If that’s your habit, take the attention off of yourself and put your energy into directly making that person feel comfortable. Or better yet, practice being kind to yourself. Identify what the goal is with your bad habit and find a more direct route to that goal. (Hint: the more direct route usually involves, kindness, gentleness, and compassion.)

photo2. Give yourself permission to be all the things you are. No matter what part of your life you are currently traveling through, my guess is that you are fulfilling all kinds of roles. Your twenties can be especially infuriating as you stack up your resume with seemingly unrelated little nuggets of experience because truthfully, you just need to make rent. All those nuggets start to meld with your identity and you begin wondering, What is imposter me and what is real me? For a long time, I thought that I had to shed all the outer layers of my daily experience to become one really specific thing or people would be confused. But that’s just not life. Life isn’t compartmentalized and categorized for simple understanding. It’s a variety of experiences REMIXING THE SHIT OUT OF YOU. And the more we struggle against it, the deeper resentment and discomfort we will feel.

If you are a painter, who also really wants to be a mom, who also has a knack for accounting and would love to do people’s taxes for an extra buck, you are allowed to be all of those things. In fact, if you don’t come fully into who you are, we are missing out on seeing life through your unique-perspective-combo-platter of color, compassion, and brass tacks. So stop stifling, and start embracing the fact that you will never be just one simple characteristic.

3. Open yourself up and allow people in. I was recently in a conversation with someone when I said, “Marriage is hard work, right?!”

His response was, “Really? I think it’s very easy.”

Immediately I felt my Italian rage boil up and start seething, Why couldn’t he just be cordial and say yes I know what you mean?! Why couldn’t he be kinder with my obvious vulnerability?! What does he know that I don’t know?! Is my marriage falling apart just because I think it’s hard?! Am I just the worst wife in the history of wifedom?!

When I told my friends about this, everyone’s reaction was pretty much the same: I was totally justified in being hurt and offended. But if I take a deeper look at this seeming injustice to civility and turn the attention off of my embarrassment and onto curiosity, I get something completely remixed: a character study. I can learn more about people from their words than from my reactions.
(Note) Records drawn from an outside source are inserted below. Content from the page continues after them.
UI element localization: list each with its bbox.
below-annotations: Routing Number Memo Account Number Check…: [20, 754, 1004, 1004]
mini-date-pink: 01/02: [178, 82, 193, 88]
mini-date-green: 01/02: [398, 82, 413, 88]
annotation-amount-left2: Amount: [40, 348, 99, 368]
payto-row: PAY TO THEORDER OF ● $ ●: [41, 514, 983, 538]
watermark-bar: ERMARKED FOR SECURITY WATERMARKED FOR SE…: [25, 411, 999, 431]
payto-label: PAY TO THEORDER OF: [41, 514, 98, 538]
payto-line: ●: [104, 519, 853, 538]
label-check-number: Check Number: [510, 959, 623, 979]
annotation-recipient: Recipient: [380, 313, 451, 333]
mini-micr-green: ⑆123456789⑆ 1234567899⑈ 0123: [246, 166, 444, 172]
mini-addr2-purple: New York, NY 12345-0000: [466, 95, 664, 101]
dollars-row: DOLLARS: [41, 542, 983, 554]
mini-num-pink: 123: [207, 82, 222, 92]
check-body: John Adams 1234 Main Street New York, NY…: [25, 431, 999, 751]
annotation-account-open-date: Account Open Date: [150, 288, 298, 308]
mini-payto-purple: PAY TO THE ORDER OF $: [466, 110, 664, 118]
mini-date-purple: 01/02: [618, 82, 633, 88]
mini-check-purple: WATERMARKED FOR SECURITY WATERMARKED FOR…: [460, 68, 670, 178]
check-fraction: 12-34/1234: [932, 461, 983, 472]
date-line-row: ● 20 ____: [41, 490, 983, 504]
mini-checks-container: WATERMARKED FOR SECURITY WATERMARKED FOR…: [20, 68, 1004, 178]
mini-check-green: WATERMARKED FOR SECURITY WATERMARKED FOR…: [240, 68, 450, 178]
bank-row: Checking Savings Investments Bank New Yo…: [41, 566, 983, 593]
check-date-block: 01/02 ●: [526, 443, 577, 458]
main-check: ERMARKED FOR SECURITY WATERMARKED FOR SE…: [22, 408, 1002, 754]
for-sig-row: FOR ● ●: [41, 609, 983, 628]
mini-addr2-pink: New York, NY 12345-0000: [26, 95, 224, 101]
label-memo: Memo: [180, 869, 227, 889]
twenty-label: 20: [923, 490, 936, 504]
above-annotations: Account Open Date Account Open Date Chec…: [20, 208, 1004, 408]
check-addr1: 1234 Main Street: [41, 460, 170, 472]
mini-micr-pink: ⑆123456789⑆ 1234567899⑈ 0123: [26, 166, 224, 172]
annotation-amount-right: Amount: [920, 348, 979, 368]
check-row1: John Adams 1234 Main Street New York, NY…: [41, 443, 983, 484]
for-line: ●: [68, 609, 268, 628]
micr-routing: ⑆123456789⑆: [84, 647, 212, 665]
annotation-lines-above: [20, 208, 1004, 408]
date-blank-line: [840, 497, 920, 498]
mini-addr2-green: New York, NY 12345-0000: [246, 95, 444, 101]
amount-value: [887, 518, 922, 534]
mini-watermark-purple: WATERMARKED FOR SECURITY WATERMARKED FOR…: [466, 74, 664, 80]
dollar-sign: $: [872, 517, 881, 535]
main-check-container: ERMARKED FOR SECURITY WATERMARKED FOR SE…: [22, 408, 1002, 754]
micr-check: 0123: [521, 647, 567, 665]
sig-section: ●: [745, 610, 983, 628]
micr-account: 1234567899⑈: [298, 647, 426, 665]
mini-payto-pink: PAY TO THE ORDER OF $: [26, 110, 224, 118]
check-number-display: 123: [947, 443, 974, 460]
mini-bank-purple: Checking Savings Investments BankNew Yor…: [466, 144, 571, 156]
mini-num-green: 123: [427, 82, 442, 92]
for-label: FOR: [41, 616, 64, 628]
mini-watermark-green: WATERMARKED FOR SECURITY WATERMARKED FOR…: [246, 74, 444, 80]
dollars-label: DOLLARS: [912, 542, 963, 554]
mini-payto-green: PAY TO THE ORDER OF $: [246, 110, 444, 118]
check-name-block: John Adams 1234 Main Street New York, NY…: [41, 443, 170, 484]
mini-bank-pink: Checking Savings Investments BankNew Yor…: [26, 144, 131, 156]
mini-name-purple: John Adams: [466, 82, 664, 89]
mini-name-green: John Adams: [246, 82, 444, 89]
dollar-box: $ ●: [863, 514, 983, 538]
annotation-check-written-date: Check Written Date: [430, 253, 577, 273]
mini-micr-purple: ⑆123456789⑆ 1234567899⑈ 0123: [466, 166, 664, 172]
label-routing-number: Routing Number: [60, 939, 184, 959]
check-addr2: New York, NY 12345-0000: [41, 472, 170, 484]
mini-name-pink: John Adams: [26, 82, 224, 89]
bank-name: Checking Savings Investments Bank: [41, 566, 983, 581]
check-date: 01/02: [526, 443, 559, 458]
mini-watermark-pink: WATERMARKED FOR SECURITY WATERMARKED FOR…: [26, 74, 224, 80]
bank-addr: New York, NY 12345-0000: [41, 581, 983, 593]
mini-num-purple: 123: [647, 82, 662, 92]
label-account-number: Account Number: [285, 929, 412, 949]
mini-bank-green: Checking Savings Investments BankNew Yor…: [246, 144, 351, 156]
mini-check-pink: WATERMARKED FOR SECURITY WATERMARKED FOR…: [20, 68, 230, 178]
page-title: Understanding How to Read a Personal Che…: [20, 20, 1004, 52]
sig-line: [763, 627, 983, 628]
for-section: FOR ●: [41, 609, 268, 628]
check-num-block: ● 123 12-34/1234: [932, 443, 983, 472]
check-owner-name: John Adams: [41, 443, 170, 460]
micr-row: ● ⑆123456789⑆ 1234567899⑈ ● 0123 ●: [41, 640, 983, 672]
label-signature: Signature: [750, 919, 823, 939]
In fact, even in the face of getting my feelings hurt, I can become more invested in their motivations than in my justification of being pissed. I could have thought: I wonder what it feels like to say exactly what you think? I wonder why some people go right for being vulnerable and others go right for being confident? I wonder what it feels like to have no filter? To be completely candid, no matter what? What characters are like that…? Who else do I know like that who I admire and respect?

It relieves the center of my brain that just sees red and yells expletives.

I can open myself up to a new perspective that maybe enlightens a character I’m playing, or a book I’m writing, or a way to deal with a difficult co-worker. I can open myself without being hurt because instead I’m curious - and curiosity gives me a whole bunch of material to remix.

At the end of the day, I will continually read how to be happy, wealthy, and thin because each remix offers something original, or at least awakens a part of my own perspective that had been hiding under some stale old ideas bumping around in my head. So whatever your passion, intention, or perspective - get it out there, we need it. You have never been done before. (Just don’t forget to put it in a bullet point list.)

What are some ways you try to remix your life? How do you shake up  your daily routine to get a different perspective?